It has turned into a mini week of announcements from Formula, 1 as hot on the heels of the confirmation that they have now boosted 'sprint' events to six for the coming 2023 racing calendar, F1 president and chief executive officer Stefano Domenicali, has now confirmed that a new agreement has been struck with the Netherlands to extend their Grand Prix host contract.

Following lengthy negotiations, and the success of the Dutch Grand Prix at Zandvoort since the initial contract was signed back in 2021, Formula 1 racing will now continue their until at least 2025 - as both parties have now agreed to add races in the two years following the 2023 betting season calendar as per Dailystoke.

After its introduction, the race has proven to be a great hit with fans who support Red Bull and driver Max Verstappen in particular, and so far the Dutchman has won both of the races held at the historic beach resort track on the North Sea close to Amsterdam.

Nyck de Vries joins the AlphaTauri F1 team next season

Nyck de Vries (NLD) Williams Racing FW44
2022 Italian Grand Prix

For the 2023 Grand Prix, there will be a second Dutch driver taking part on the grid, as former Formula E champion Nyck de Vries has already signed on to join Williams in the years ahead.

In the statement released by F1 and Domenicali, he said of the new fan favourite.

"The Dutch Grand Prix has quickly established itself on the calendar as a fan favourite, bringing incredible energy and a great fan experience every year. The sold-out events in the last two years have raised the bar in terms of organisation, entertainment, and sustainability, and we are delighted to extend our relationship with them."

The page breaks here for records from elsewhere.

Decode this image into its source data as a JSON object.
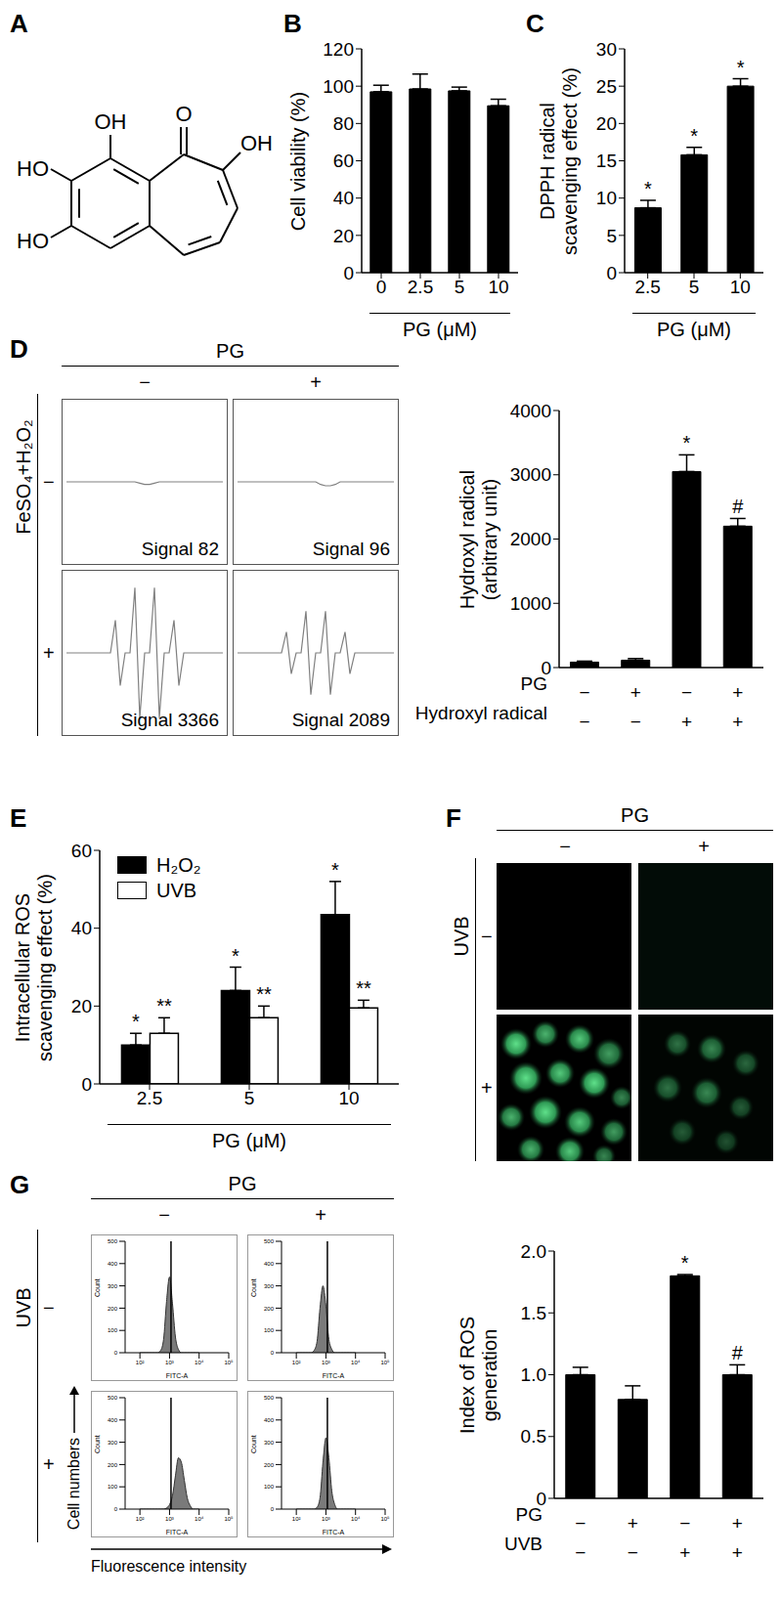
{
  "structure": {
    "panel": "A",
    "labels": [
      "OH",
      "O",
      "OH",
      "HO",
      "HO"
    ]
  },
  "microscopy": {
    "panel": "F",
    "header": "PG",
    "columns": [
      "−",
      "+"
    ],
    "row_label": "UVB",
    "rows": [
      "−",
      "+"
    ]
  },
  "chart_data": [
    {
      "panel": "B",
      "type": "bar",
      "categories": [
        "0",
        "2.5",
        "5",
        "10"
      ],
      "values": [
        97,
        98.5,
        97.5,
        89.5
      ],
      "errors": [
        3.5,
        8,
        2,
        3.5
      ],
      "color": "#000000",
      "ylim": [
        0,
        120
      ],
      "yticks": [
        0,
        20,
        40,
        60,
        80,
        100,
        120
      ],
      "y_label": [
        "Cell viability (%)"
      ],
      "x_label": "PG (μM)"
    },
    {
      "panel": "C",
      "type": "bar",
      "categories": [
        "2.5",
        "5",
        "10"
      ],
      "values": [
        8.7,
        15.8,
        25
      ],
      "errors": [
        1,
        1,
        1
      ],
      "annotations": [
        "*",
        "*",
        "*"
      ],
      "color": "#000000",
      "ylim": [
        0,
        30
      ],
      "yticks": [
        0,
        5,
        10,
        15,
        20,
        25,
        30
      ],
      "y_label": [
        "DPPH radical",
        "scavenging effect (%)"
      ],
      "x_label": "PG (μM)"
    },
    {
      "panel": "D",
      "type": "line",
      "header": "PG",
      "columns": [
        "−",
        "+"
      ],
      "row_label": "FeSO₄+H₂O₂",
      "rows": [
        "−",
        "+"
      ],
      "tick_labels": false,
      "color": "#808080",
      "ylim": [
        -60,
        60
      ],
      "spectra": [
        {
          "label": "Signal 82",
          "values": [
            0,
            0,
            0,
            0,
            0,
            0,
            0,
            0,
            0,
            0,
            0,
            0,
            0,
            0,
            0,
            -1,
            -2,
            -2,
            -1,
            0,
            0,
            0,
            0,
            0,
            0,
            0,
            0,
            0,
            0,
            0,
            0,
            0,
            0
          ]
        },
        {
          "label": "Signal 96",
          "values": [
            0,
            0,
            0,
            0,
            0,
            0,
            0,
            0,
            0,
            0,
            0,
            0,
            0,
            0,
            0,
            0,
            0,
            -2,
            -3,
            -3,
            -2,
            0,
            0,
            0,
            0,
            0,
            0,
            0,
            0,
            0,
            0,
            0,
            0
          ]
        },
        {
          "label": "Signal 3366",
          "values": [
            0,
            0,
            0,
            0,
            0,
            0,
            0,
            0,
            0,
            0,
            25,
            -25,
            0,
            0,
            50,
            -50,
            0,
            0,
            50,
            -50,
            0,
            0,
            25,
            -25,
            0,
            0,
            0,
            0,
            0,
            0,
            0,
            0,
            0
          ]
        },
        {
          "label": "Signal 2089",
          "values": [
            0,
            0,
            0,
            0,
            0,
            0,
            0,
            0,
            0,
            0,
            16,
            -16,
            0,
            0,
            32,
            -32,
            0,
            0,
            32,
            -32,
            0,
            0,
            16,
            -16,
            0,
            0,
            0,
            0,
            0,
            0,
            0,
            0,
            0
          ]
        }
      ]
    },
    {
      "type": "bar",
      "values": [
        85,
        115,
        3050,
        2200
      ],
      "errors": [
        15,
        25,
        260,
        120
      ],
      "annotations": [
        null,
        null,
        "*",
        "#"
      ],
      "color": "#000000",
      "ylim": [
        0,
        4000
      ],
      "yticks": [
        0,
        1000,
        2000,
        3000,
        4000
      ],
      "y_label": [
        "Hydroxyl radical",
        "(arbitrary unit)"
      ],
      "rows": [
        {
          "name": "PG",
          "values": [
            "−",
            "+",
            "−",
            "+"
          ]
        },
        {
          "name": "Hydroxyl radical",
          "values": [
            "−",
            "−",
            "+",
            "+"
          ]
        }
      ]
    },
    {
      "panel": "E",
      "type": "bar",
      "categories": [
        "2.5",
        "5",
        "10"
      ],
      "series": [
        {
          "name": "H₂O₂",
          "color": "#000000",
          "values": [
            10,
            24,
            43.5
          ],
          "errors": [
            3,
            6,
            8.5
          ],
          "annotations": [
            "*",
            "*",
            "*"
          ]
        },
        {
          "name": "UVB",
          "color": "#ffffff",
          "values": [
            13,
            17,
            19.5
          ],
          "errors": [
            4,
            3,
            2
          ],
          "annotations": [
            "**",
            "**",
            "**"
          ]
        }
      ],
      "ylim": [
        0,
        60
      ],
      "yticks": [
        0,
        20,
        40,
        60
      ],
      "y_label": [
        "Intracellular ROS",
        "scavenging effect (%)"
      ],
      "x_label": "PG (μM)",
      "legend": "top-left"
    },
    {
      "panel": "G",
      "type": "area",
      "header": "PG",
      "columns": [
        "−",
        "+"
      ],
      "row_label": "UVB",
      "rows": [
        "−",
        "+"
      ],
      "color": "#7a7a7a",
      "x": [
        2,
        2.1,
        2.2,
        2.3,
        2.4,
        2.5,
        2.6,
        2.7,
        2.8,
        2.9,
        3,
        3.1,
        3.2,
        3.3,
        3.4,
        3.5,
        3.6,
        3.7,
        3.8,
        3.9,
        4
      ],
      "xlim": [
        1.5,
        5
      ],
      "xticks": [
        {
          "value": 2,
          "label": "10²"
        },
        {
          "value": 3,
          "label": "10³"
        },
        {
          "value": 4,
          "label": "10⁴"
        },
        {
          "value": 5,
          "label": "10⁵"
        }
      ],
      "ylim": [
        0,
        500
      ],
      "yticks": [
        0,
        100,
        200,
        300,
        400,
        500
      ],
      "x_label": "FITC-A",
      "y_label": "Count",
      "gate": 3.05,
      "axis_titles": {
        "y": "Cell numbers",
        "x": "Fluorescence intensity"
      },
      "histograms": [
        [
          0,
          0,
          0,
          0,
          0,
          0,
          0,
          10,
          60,
          230,
          340,
          220,
          70,
          15,
          0,
          0,
          0,
          0,
          0,
          0,
          0
        ],
        [
          0,
          0,
          0,
          0,
          0,
          0,
          10,
          50,
          200,
          300,
          210,
          60,
          15,
          0,
          0,
          0,
          0,
          0,
          0,
          0,
          0
        ],
        [
          0,
          0,
          0,
          0,
          0,
          0,
          0,
          0,
          0,
          5,
          20,
          60,
          150,
          230,
          210,
          130,
          50,
          15,
          0,
          0,
          0
        ],
        [
          0,
          0,
          0,
          0,
          0,
          0,
          0,
          8,
          50,
          210,
          320,
          230,
          80,
          20,
          0,
          0,
          0,
          0,
          0,
          0,
          0
        ]
      ]
    },
    {
      "type": "bar",
      "values": [
        1,
        0.8,
        1.8,
        1
      ],
      "errors": [
        0.06,
        0.11,
        0.01,
        0.08
      ],
      "annotations": [
        null,
        null,
        "*",
        "#"
      ],
      "color": "#000000",
      "ylim": [
        0,
        2
      ],
      "yticks": [
        0,
        0.5,
        {
          "value": 1,
          "label": "1.0"
        },
        1.5,
        {
          "value": 2,
          "label": "2.0"
        }
      ],
      "y_label": [
        "Index of ROS",
        "generation"
      ],
      "rows": [
        {
          "name": "PG",
          "values": [
            "−",
            "+",
            "−",
            "+"
          ]
        },
        {
          "name": "UVB",
          "values": [
            "−",
            "−",
            "+",
            "+"
          ]
        }
      ]
    }
  ]
}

The 2023 Dutch Grand Prix will be the first race held after F1's summer break and takes place on August 25-27 next year. As fans will know, this race slot has traditionally been held and hosted by the Belgian Grand Prix, but the 2023 event at Spa-Francorchamps has been moved earlier and will now take place on July 28-30.

The Belgian event could see further change in 2024, as despite being one of the oldest race meets and held on a track that is loved by drivers themselves, their place on the calendar is now in doubt owing to the outdated state of the Belgian facilities - they also have no contract yet in place for the 2024 season.

By contrast, the Dutch investment is paying off nicely as although they held 32 races between the years of 1950 and 1985, they lost their original place on the calendar as the overall schedule expanded and race fees started to slowly begin to increase. Verstappen's rise in the racing world has definitely reignited interest in his homeland, and with Dutch race organisers having revived their own interest to capitalise mainly on his success, it certainly seems to be working out well for both parties at this point in time.

Fans will remember, the race was originally due to return to the schedule in 2020, but following the outbreak of the Coronavirus pandemic, it was understandably cancelled, but having been restored, its success over the last two events has significantly played a part in seeing the contract being extended this early.